Any discrimination is demeaning, if not deadly, and I got a taste of it when I was stopped rudely at the entrance of a glitzy mall during my time in West Asia. My colour and demeanour weren’t welcoming. My Western colleague, who was accompanying me, had no such problem. Though the country I lived in then offered riches, I had to endure the humiliation that was an upshot of the widely practised policy of single Asian males not being allowed in public places, particularly on holidays. It was not written anywhere, but the differential treatment often surfaced. Apart from my Indianness, my birth religion put me at a disadvantage in a region that still does not allow a Hindu temple. And when an editorial dispute arose at the workplace over a certain news article on Kashmir, I lost the debate even before it began. My views were dismissed because I am an Indian—and a Hindu.
We are one—human beings—but our biases divide us, exposing fault lines based on race, caste, creed, and everything else that make up our identity. So widespread is the evil that none is immune to it—especially the US, which in recent months has been witnessing upheavals since a White policeman pinned a middle-aged Black man to the ground, pressed a knee on his neck for more than eight minutes and snuffed out his life. A disgrace as it was, George Floyd’s death, however, has refueled a movement, #BlackLivesMatter, and triggered nationwide churning, calling for police reforms and a change in attitude.

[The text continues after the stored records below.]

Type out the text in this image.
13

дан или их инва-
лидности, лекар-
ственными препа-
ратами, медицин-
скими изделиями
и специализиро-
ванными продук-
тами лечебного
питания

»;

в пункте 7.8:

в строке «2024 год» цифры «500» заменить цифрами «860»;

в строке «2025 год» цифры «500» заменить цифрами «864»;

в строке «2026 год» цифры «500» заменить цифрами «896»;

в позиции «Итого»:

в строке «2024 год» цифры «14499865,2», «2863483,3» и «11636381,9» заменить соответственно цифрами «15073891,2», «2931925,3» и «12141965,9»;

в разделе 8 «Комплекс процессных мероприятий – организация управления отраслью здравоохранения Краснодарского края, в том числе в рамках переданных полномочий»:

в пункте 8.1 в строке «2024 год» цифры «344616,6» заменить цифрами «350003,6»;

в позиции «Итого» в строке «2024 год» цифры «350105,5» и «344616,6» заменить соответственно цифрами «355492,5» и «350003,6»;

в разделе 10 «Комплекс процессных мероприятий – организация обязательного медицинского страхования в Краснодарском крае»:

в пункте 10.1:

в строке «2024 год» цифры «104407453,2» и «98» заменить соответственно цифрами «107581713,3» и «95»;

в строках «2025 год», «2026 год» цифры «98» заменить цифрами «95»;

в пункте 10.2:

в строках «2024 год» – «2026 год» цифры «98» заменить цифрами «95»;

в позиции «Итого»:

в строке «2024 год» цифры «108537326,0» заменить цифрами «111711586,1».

But that is in the US. In India, though, we seem to have made peace with our proclivities without pondering much about the price it exacts from those at the receiving end. For that matter, so normalised is the practice that we possibly even do not consider ourselves guilty. I remember my growing-up years when almost everyone in my surrounding world would contemptuously classify people from a neighbouring state as good enough only to be plumbers or cooks. It’s only during my early adulthood, when I went to live and work in the state, that I realised how grossly wrong the childhood lessons were.
The fortuitous and rare enlightenment apart, we generally remain prisoners of our prejudices. Irrespective of whether we acknowledge their presence or not, biases remain rife and the current COVID-19 pandemic demonstrated how prevalent they are with many fellow citizens from our Northeast being mocked and taunted as “Corona” for their looks. The harassment ranged from verbal abuses and heckles to physical attacks. Ironically, reverse-racism blights the Northeast too, where so-called non-natives are routinely discriminated against for being “outsiders”.
Of course, we outrage over a few odd instances occasionally before slipping back into silent acceptance of the bigotry dished out routinely in this country. Cases such as an upper caste assault on a Dalit groom for daring to ride a horse to his wedding make transient headlines—nothing else. Our Constitution enshrines equality, but fissures continue to fester. North Indians discriminate against South Indians over culture and colour, caste divides Hindus, while Muslims and Christians have their own divisions over who converted when and from what background. The pandemic of inequalities, I am told, has not spared even what are supposed to be egalitarian newsrooms. According to a survey quoted by the Economist recently, 105 of the 121 top editorial positions in India are reportedly held by upper castes and I happen to be one of them.
In this Independence Day special issue, Outlook turns its gaze on the virus of racism that we as a nation have failed to conquer in the more than seven decades as a free country. George Floyd is not just an American phenomenon. We too have a similar share of crying shame that shackles us from being truly free.